Die Behandlung gegen Tuberkulose dauert mehrere Monate und 1-2x/Monat kommen die Patienten zur Kontrolle und um ihre Medikamente abzuholen. Kala Azar kann in den meisten Fällen ebenfalls ambulant behandelt werden - mit täglichen schmerzhaften Injektionen in das Muskelgewebe, und das über mindestens 17 Tage lang! Deshalb zählt Kala Azar auch zu den vernachlässigten Krankheiten - es wird zu wenig an modernen und wirksamen Diagnose- und Therapiemöglichkeiten geforscht, weil aufgrund der Armut der Betroffenen kein Gewinn durch die Herstellung und den Verkauf von Medikamenten zu erwarten ist.
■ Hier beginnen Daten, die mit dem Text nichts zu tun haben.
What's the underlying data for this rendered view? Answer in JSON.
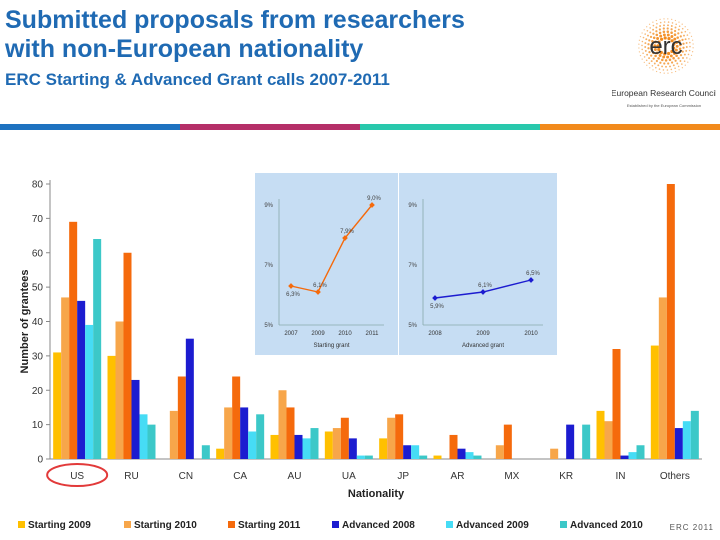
{
  "header": {
    "title_line1": "Submitted proposals from researchers",
    "title_line2": "with non-European nationality",
    "subtitle": "ERC Starting & Advanced Grant calls 2007-2011"
  },
  "logo": {
    "mark": "erc",
    "name": "European Research Council",
    "tagline": "Established by the European Commission"
  },
  "colors": {
    "title": "#1f6ab3",
    "stripes": [
      "#1e72c0",
      "#b52f68",
      "#28c8ac",
      "#f28a1c"
    ],
    "inset_bg": "#c6ddf3",
    "highlight_circle": "#e23a3a"
  },
  "footer": "ERC 2011",
  "chart_data": [
    {
      "type": "bar",
      "title": "",
      "xlabel": "Nationality",
      "ylabel": "Number of grantees",
      "ylim": [
        0,
        80
      ],
      "yticks": [
        0,
        10,
        20,
        30,
        40,
        50,
        60,
        70,
        80
      ],
      "categories": [
        "US",
        "RU",
        "CN",
        "CA",
        "AU",
        "UA",
        "JP",
        "AR",
        "MX",
        "KR",
        "IN",
        "Others"
      ],
      "highlighted_category": "US",
      "legend_position": "bottom",
      "series": [
        {
          "name": "Starting 2009",
          "color": "#ffc000",
          "values": [
            31,
            30,
            0,
            3,
            7,
            8,
            6,
            1,
            0,
            0,
            14,
            33
          ]
        },
        {
          "name": "Starting 2010",
          "color": "#f7a64a",
          "values": [
            47,
            40,
            14,
            15,
            20,
            9,
            12,
            0,
            4,
            3,
            11,
            47
          ]
        },
        {
          "name": "Starting 2011",
          "color": "#f56a0c",
          "values": [
            69,
            60,
            24,
            24,
            15,
            12,
            13,
            7,
            10,
            0,
            32,
            80
          ]
        },
        {
          "name": "Advanced 2008",
          "color": "#1c1cd0",
          "values": [
            46,
            23,
            35,
            15,
            7,
            6,
            4,
            3,
            0,
            10,
            1,
            9
          ]
        },
        {
          "name": "Advanced 2009",
          "color": "#46dcf5",
          "values": [
            39,
            13,
            0,
            8,
            6,
            1,
            4,
            2,
            0,
            0,
            2,
            11
          ]
        },
        {
          "name": "Advanced 2010",
          "color": "#3cc8c8",
          "values": [
            64,
            10,
            4,
            13,
            9,
            1,
            1,
            1,
            0,
            10,
            4,
            14
          ]
        }
      ]
    },
    {
      "type": "line",
      "title": "",
      "xlabel": "Starting grant",
      "categories": [
        "2007",
        "2009",
        "2010",
        "2011"
      ],
      "yticks_labels": [
        "5%",
        "7%",
        "9%"
      ],
      "ylim": [
        5,
        9
      ],
      "color": "#f56a0c",
      "values": [
        6.3,
        6.1,
        7.9,
        9.0
      ],
      "value_labels": [
        "6,3%",
        "6,1%",
        "7,9%",
        "9,0%"
      ]
    },
    {
      "type": "line",
      "title": "",
      "xlabel": "Advanced grant",
      "categories": [
        "2008",
        "2009",
        "2010"
      ],
      "yticks_labels": [
        "5%",
        "7%",
        "9%"
      ],
      "ylim": [
        5,
        9
      ],
      "color": "#1c1cd0",
      "values": [
        5.9,
        6.1,
        6.5
      ],
      "value_labels": [
        "5,9%",
        "6,1%",
        "6,5%"
      ]
    }
  ]
}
Mit der Medikamentenkampagne setzt sich Ärzte ohne Grenzen für die Forschung über vernachlässigte Krankheiten und für erschwingliche Medikamente in ärmeren Ländern ein.


Die mobile Klinik © Vera Schmitz/MSF


Einblick in das Lager © Vera Schmitz/MSF


Einblick in das Lager © Vera Schmitz/MSF

So schön und bestätigend für unsere Arbeit hier es aber auch ist, unsere Patienten gesund nach Hause schicken zu können - so hart ist es auf der anderen Seite auch, die Grenzen unserer Möglichkeiten hier zu erfahren. Abgesehen von den zwei zu früh geborenen Kindern, die hoffentlich auch die nächsten Wochen gut überstehen werden, hatten wir auch drei weitere Kinder, die leider viel zu klein waren, um hier zu überleben. Meine Erfahrung als Intensivkrankenschwester auf einer Neugeborenenstation verdeutlicht mir das persönlich natürlich nochmal wesentlich stärker. Die Zwillinge, die in meinen Armen gestorben sind, werde ich wohl nie vergessen. Aber auf der anderen Seite gibt es viele, die wir mit relativ einfachen Mitteln retten können – und das zu wissen und zu tun, hilft sehr!